CPU/GPUとメモリを3次元実装、東工大などが開発:大容量データを低電力で伝送可能
東京工業大学は、CPU/GPUとメモリを3次元実装するハイブリッド3次元実装技術「BBCube 3D」を開発した。CPU/GPUとメモリ間で、大容量データを低電力で伝送することが可能となる。
DDR5と比較しデータ伝送の帯域幅は13倍、消費電力は20分の1に
東京工業大学科学技術創成研究院異種機能集積研究ユニットの大場隆之特任教授らは2023年7月、CPU/GPUとメモリを3次元実装するハイブリッド3次元実装技術「BBCube 3D」を開発したと発表した。CPU/GPUとメモリ間で、大容量のデータを低電力で伝送することが可能となる。
今回の研究は、東京工業大学を中心とする産学研究プラットフォーム「WOWアライアンス」と共同で行った。BBCube 3Dは、バンプレスCOW(Chip-on-Wafer)やWOW(Wafer-on-Wafer)プロセスによって、CPU/GPUとメモリを3次元積層する技術。配線にCu(銅)を採用し、埋め込み・研磨によって垂直配線を行う「CuダマシンTSV(Through Si Via)配線」を用いることで、バンプレス化に成功した。

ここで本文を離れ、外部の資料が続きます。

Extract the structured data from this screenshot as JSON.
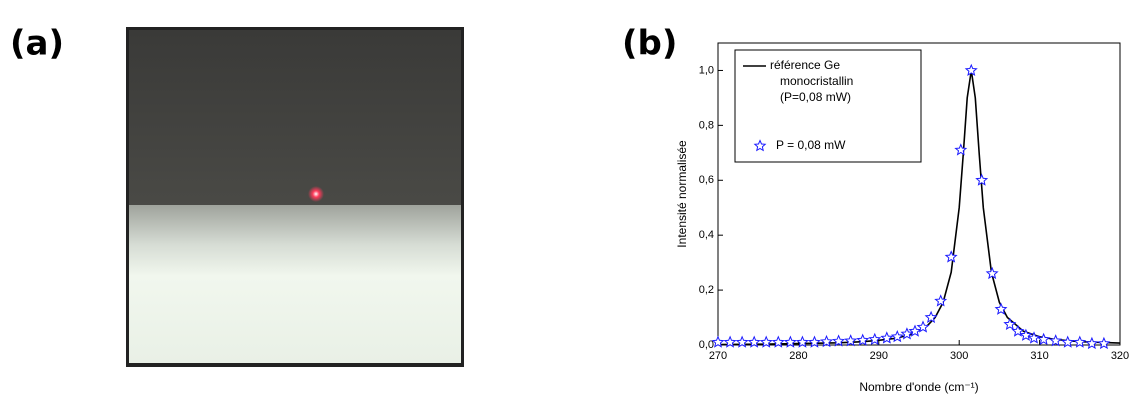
{
  "panel_labels": [
    "(a)",
    "(b)"
  ],
  "chart_data": {
    "type": "line",
    "x_label": "Nombre d'onde (cm⁻¹)",
    "y_label": "Intensité normalisée",
    "xlim": [
      270,
      320
    ],
    "xticks": [
      270,
      280,
      290,
      300,
      310,
      320
    ],
    "ylim": [
      0,
      1.1
    ],
    "yticks": [
      {
        "value": 0,
        "label": "0,0"
      },
      {
        "value": 0.2,
        "label": "0,2"
      },
      {
        "value": 0.4,
        "label": "0,4"
      },
      {
        "value": 0.6,
        "label": "0,6"
      },
      {
        "value": 0.8,
        "label": "0,8"
      },
      {
        "value": 1.0,
        "label": "1,0"
      }
    ],
    "series": [
      {
        "name": [
          "référence Ge",
          "monocristallin",
          "(P=0,08 mW)"
        ],
        "color": "#000000",
        "marker": "line",
        "x": [
          270,
          275,
          280,
          285,
          288,
          290,
          292,
          294,
          296,
          297,
          298,
          299,
          300,
          300.5,
          301,
          301.5,
          302,
          302.5,
          303,
          304,
          305,
          306,
          308,
          310,
          312,
          315,
          320
        ],
        "values": [
          0.002,
          0.003,
          0.005,
          0.008,
          0.012,
          0.017,
          0.024,
          0.038,
          0.069,
          0.1,
          0.155,
          0.265,
          0.5,
          0.692,
          0.9,
          1.0,
          0.9,
          0.692,
          0.5,
          0.265,
          0.155,
          0.1,
          0.05,
          0.03,
          0.02,
          0.012,
          0.007
        ]
      },
      {
        "name": [
          "P = 0,08 mW"
        ],
        "color": "#1a1aff",
        "marker": "star",
        "x": [
          270,
          271.5,
          273,
          274.5,
          276,
          277.5,
          279,
          280.5,
          282,
          283.5,
          285,
          286.5,
          288,
          289.5,
          291,
          292.3,
          293.5,
          294.5,
          295.5,
          296.5,
          297.7,
          299,
          300.2,
          301.5,
          302.8,
          304.1,
          305.2,
          306.3,
          307.3,
          308.3,
          309.3,
          310.5,
          312,
          313.5,
          315,
          316.5,
          318
        ],
        "values": [
          0.01,
          0.01,
          0.01,
          0.01,
          0.01,
          0.01,
          0.01,
          0.01,
          0.01,
          0.012,
          0.014,
          0.015,
          0.017,
          0.02,
          0.025,
          0.03,
          0.04,
          0.05,
          0.065,
          0.1,
          0.16,
          0.32,
          0.71,
          1.0,
          0.6,
          0.26,
          0.13,
          0.075,
          0.05,
          0.035,
          0.025,
          0.02,
          0.015,
          0.01,
          0.01,
          0.005,
          0.005
        ]
      }
    ]
  }
}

具体的なバンプレスCOWとWOWの製造プロセスはこうだ。ワッフル状のウエハーにCPUまたはGPUのチップを搭載してモールディングをする。このウエハーを薄くしてTSVを形成する。同じようにして、キャッシュチップをワッフルウエハーに搭載してモールディング。これをCPU/GPUのウエハーに積層して薄くする。その後、TSVを形成してCPU/GPUとキャッシュを接続する。
DRAMウエハーは、キャリアウエハーに貼りつけた後に薄くして、CPU/GPUやキャッシュを搭載したウエハーに積層する。その上で、TSVを形成しキャッシュとDRAMを接続する。必要な容量のDRAMウエハーを積層した後、個別に切断し最終的なチップに仕上げる。
研究グループは、3次元電磁界解析を用い、BBCubeのTSVにおける寄生容量を算出した。このデータから、3次元実装した従来のTSVと比べ16倍の密度を実現しつつ、配線の寄生容量は20分の1になることが分かった。しかも、CPU/GPUとメモリ間は1万6000本もの信号線で超並列に接続できるという。
CPU/GPUとメモリ間のデータ伝送におけるエネルギーも解析した。この結果、BBCube3DはPC/サーバ用メモリ(DDR5)と比べ13倍、AIなどに用いる広帯域メモリ(HBM2E)に比べ4倍という帯域幅でデータ伝送を実現しながら、電力消費はDDR5の20分の1、HBM2Eの5分の1に抑えることができるという。
研究グループは今後、CPU/GPUとメモリをバンプレスWOWとCOWプロセスで積層したBBCube 3Dを試作し、「大容量データ伝送と低消費電力の両立」について実証していく。